Gordon's important position as the engine who usually pulls the Express has made him proud, pompous and arrogant, with good reason, too; he is the strongest engine on Sodor after all. Gordon's philosophy "tender engines don't shunt" meant that he looked down on tank engines and tender engines who do shunt, but after being locked in the shed with Henry and James after going on strike he seems to have abandoned this philosophy.

Because of his rank in the social order of the North Western Railway, Gordon expects to get the important jobs and either sulks when he doesn't, or gets jealous of those who do. Sometimes, Gordon acts as a bully, particularly towards Edward, but following mis-adventures where Edward had to help him, Gordon had to acknowledge that despite being old, Edward is still a very useful engine.

Sometimes Gordon shows a kinder side and gives the younger engines advice, usually after he has had some mishap as a result of his foolhardiness. Some of his advice isn't exactly honest, though, as James and Sir Handel have discovered!

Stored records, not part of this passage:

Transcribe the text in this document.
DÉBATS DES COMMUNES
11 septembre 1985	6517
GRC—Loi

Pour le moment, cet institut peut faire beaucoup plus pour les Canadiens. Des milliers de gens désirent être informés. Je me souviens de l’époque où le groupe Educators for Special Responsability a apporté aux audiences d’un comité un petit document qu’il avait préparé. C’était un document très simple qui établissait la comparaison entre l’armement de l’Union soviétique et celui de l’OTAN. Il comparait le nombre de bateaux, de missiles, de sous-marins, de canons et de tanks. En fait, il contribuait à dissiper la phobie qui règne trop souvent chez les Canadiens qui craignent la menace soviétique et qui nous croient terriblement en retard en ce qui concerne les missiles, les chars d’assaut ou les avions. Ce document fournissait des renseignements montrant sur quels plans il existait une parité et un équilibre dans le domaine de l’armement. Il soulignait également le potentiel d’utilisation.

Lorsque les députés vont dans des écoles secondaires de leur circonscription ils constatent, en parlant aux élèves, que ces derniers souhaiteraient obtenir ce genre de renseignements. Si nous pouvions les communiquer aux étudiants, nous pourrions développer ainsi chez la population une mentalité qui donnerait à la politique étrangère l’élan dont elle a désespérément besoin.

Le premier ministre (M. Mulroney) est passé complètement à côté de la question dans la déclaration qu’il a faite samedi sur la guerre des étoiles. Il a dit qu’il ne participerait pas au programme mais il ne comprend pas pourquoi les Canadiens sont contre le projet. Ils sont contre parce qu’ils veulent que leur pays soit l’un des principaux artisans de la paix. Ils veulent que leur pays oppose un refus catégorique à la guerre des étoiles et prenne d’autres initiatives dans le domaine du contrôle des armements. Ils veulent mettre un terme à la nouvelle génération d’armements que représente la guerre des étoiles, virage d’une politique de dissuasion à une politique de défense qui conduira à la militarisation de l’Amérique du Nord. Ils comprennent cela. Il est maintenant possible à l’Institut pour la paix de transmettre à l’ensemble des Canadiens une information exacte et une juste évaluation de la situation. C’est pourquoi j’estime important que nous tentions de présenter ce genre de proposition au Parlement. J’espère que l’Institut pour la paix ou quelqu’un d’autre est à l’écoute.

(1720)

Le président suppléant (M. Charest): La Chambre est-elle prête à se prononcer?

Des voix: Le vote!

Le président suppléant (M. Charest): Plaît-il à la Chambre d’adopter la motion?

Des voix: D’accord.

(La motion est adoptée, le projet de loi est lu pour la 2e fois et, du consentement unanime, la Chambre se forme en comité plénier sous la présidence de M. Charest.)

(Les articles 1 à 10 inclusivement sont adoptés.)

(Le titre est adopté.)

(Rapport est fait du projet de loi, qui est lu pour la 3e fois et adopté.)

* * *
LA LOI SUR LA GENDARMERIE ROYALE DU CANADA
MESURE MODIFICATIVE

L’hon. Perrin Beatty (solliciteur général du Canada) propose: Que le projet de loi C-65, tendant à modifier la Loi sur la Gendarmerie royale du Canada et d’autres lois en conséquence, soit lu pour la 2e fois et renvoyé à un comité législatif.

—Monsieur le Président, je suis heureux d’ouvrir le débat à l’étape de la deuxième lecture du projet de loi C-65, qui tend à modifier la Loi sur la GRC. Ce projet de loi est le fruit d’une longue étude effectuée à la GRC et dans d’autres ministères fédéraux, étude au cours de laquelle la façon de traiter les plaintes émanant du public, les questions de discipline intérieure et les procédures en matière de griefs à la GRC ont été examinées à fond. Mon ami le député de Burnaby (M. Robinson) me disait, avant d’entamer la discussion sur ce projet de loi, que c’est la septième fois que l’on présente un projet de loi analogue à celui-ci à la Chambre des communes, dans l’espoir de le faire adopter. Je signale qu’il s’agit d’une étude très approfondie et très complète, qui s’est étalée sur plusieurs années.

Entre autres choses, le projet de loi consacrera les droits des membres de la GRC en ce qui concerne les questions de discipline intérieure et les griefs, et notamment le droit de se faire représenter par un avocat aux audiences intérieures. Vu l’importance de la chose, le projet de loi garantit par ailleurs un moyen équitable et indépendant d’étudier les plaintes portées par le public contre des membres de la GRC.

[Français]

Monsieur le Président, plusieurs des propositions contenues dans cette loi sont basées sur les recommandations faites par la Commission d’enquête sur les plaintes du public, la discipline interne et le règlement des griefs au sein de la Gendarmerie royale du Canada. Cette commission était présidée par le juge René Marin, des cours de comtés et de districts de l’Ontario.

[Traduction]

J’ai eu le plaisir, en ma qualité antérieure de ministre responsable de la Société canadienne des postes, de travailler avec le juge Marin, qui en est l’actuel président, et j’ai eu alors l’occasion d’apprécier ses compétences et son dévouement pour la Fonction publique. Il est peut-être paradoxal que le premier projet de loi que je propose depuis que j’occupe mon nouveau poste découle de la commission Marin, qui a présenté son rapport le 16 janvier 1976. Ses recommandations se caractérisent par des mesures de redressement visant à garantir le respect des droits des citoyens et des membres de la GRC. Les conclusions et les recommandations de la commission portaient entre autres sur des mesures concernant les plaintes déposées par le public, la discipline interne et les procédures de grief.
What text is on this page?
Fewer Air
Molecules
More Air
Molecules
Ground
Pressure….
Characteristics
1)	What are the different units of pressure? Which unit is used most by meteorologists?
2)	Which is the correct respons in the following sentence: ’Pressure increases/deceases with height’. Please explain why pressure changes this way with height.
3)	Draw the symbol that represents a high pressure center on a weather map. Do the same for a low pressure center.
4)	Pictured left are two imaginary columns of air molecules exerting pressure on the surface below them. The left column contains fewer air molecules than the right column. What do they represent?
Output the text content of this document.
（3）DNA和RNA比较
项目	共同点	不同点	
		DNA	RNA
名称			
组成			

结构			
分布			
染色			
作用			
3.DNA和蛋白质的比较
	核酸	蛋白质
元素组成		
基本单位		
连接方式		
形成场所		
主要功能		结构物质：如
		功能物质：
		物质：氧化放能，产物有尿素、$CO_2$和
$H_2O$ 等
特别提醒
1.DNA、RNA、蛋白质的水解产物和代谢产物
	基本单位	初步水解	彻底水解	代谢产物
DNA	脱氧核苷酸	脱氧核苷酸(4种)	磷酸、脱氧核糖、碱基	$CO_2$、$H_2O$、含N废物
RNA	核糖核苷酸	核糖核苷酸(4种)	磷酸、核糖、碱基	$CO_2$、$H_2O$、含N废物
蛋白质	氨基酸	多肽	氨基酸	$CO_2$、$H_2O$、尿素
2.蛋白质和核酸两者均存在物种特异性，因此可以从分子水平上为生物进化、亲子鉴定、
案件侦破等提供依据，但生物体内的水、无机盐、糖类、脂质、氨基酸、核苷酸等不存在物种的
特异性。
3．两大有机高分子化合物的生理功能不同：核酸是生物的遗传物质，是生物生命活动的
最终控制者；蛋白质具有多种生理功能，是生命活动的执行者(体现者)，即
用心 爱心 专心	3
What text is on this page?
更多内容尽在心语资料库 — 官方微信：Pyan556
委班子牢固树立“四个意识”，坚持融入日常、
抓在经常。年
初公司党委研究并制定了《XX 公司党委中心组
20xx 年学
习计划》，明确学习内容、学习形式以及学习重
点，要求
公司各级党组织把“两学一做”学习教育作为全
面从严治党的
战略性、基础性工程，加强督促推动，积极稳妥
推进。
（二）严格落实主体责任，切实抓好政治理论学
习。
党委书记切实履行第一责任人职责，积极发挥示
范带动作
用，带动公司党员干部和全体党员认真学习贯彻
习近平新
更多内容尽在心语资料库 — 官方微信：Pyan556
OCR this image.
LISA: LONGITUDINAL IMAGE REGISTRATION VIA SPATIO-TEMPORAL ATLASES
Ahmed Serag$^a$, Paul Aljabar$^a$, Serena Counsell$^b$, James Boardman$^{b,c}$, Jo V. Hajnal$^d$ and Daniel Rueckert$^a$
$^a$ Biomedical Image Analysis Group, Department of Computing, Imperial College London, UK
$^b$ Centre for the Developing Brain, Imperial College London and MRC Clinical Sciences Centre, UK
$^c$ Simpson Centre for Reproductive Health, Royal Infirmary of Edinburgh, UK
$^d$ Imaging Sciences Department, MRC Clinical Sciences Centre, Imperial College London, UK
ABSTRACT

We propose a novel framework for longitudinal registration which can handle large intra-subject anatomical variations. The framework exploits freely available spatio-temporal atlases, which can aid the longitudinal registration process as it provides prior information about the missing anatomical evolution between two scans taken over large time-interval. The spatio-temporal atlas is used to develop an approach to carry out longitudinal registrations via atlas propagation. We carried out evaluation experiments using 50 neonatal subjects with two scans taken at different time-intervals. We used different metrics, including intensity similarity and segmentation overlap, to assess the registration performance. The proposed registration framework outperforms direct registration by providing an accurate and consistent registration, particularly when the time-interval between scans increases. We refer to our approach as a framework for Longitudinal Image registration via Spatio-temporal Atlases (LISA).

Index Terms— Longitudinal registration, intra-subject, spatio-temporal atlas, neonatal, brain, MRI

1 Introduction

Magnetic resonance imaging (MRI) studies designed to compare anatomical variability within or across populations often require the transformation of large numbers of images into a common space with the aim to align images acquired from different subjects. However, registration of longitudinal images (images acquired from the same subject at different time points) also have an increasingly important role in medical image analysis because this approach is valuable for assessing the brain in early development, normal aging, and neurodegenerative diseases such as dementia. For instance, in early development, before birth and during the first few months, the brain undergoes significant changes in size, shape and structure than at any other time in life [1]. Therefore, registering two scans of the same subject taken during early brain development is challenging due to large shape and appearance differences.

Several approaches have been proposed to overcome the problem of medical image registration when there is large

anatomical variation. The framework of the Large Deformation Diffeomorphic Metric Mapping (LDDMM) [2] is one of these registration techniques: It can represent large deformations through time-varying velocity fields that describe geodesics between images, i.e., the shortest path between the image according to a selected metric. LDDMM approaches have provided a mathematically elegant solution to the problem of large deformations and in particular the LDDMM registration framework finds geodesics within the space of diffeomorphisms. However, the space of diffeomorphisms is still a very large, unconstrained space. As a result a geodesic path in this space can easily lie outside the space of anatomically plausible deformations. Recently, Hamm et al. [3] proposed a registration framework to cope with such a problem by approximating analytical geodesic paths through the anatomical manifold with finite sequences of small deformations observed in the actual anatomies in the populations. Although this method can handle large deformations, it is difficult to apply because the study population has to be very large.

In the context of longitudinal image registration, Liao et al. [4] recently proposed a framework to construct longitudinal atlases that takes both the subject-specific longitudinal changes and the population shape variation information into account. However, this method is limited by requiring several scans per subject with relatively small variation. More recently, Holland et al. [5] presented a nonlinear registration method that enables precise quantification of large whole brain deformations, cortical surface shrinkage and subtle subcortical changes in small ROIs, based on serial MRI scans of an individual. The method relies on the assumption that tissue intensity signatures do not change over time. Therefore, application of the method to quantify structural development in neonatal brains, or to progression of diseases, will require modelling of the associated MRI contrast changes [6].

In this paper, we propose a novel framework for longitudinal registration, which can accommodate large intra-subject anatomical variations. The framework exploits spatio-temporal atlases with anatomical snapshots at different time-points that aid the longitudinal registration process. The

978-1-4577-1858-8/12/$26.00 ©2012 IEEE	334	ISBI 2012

According to Sodor "historian" Martin Clutterbuck, Gordon is supposed to be an experimental prototype for Sir Nigel Gresley's A1 "Pacific" design for the GNR. Gordon was then built at Doncaster Works, Yorkshire, and tested against a similar NER Pacific in 1923. Gordon, being an experimental engine, never received a number, and was later rebuilt at Crewe with LMS underparts, new curving footplate, unique square buffers, Stanier two-cylinder motion and Walaschaerts valve gear (check crosshead in two slide bars) and a six-wheel LMS-style tender to replace his eight-wheel GNR tender, owning to various problems. Gordon has since been rebuilt below the footplate according to Stanier designs, his running plate being Sir Topham Hatt's own design.

Before his 1939 rebuild, Gordon had a Gresley 180psi tapered boiler, Gresley standard cab, Gresley curved running plate, Gresley 3 cylinder 20x26in, middle elevated cylinder arrangement, 35ft 6in wheelbase, standard Gresley 8-wheel tender and Gresley conjugated valve gear. Since his 1939, he has Gresley 220psi boiler, Gresley standard cab, Gresley/Stanier hybrid curved running plate, Hatt 2 cylinder, 20x28in cylinder arrangement, 35ft 6in wheelbase, Fowler 6-wheel tender and Stephenson valve gear.


Gordon is painted NWR blue with NWR red-and-yellow lining and the number "4" painted on his cab sides and the letters "NWR" on his tender sides in yellow. Before arriving on Sodor, he was painted Doncaster green with white and black lining. He carries his number in gold figure on his bufferbeam.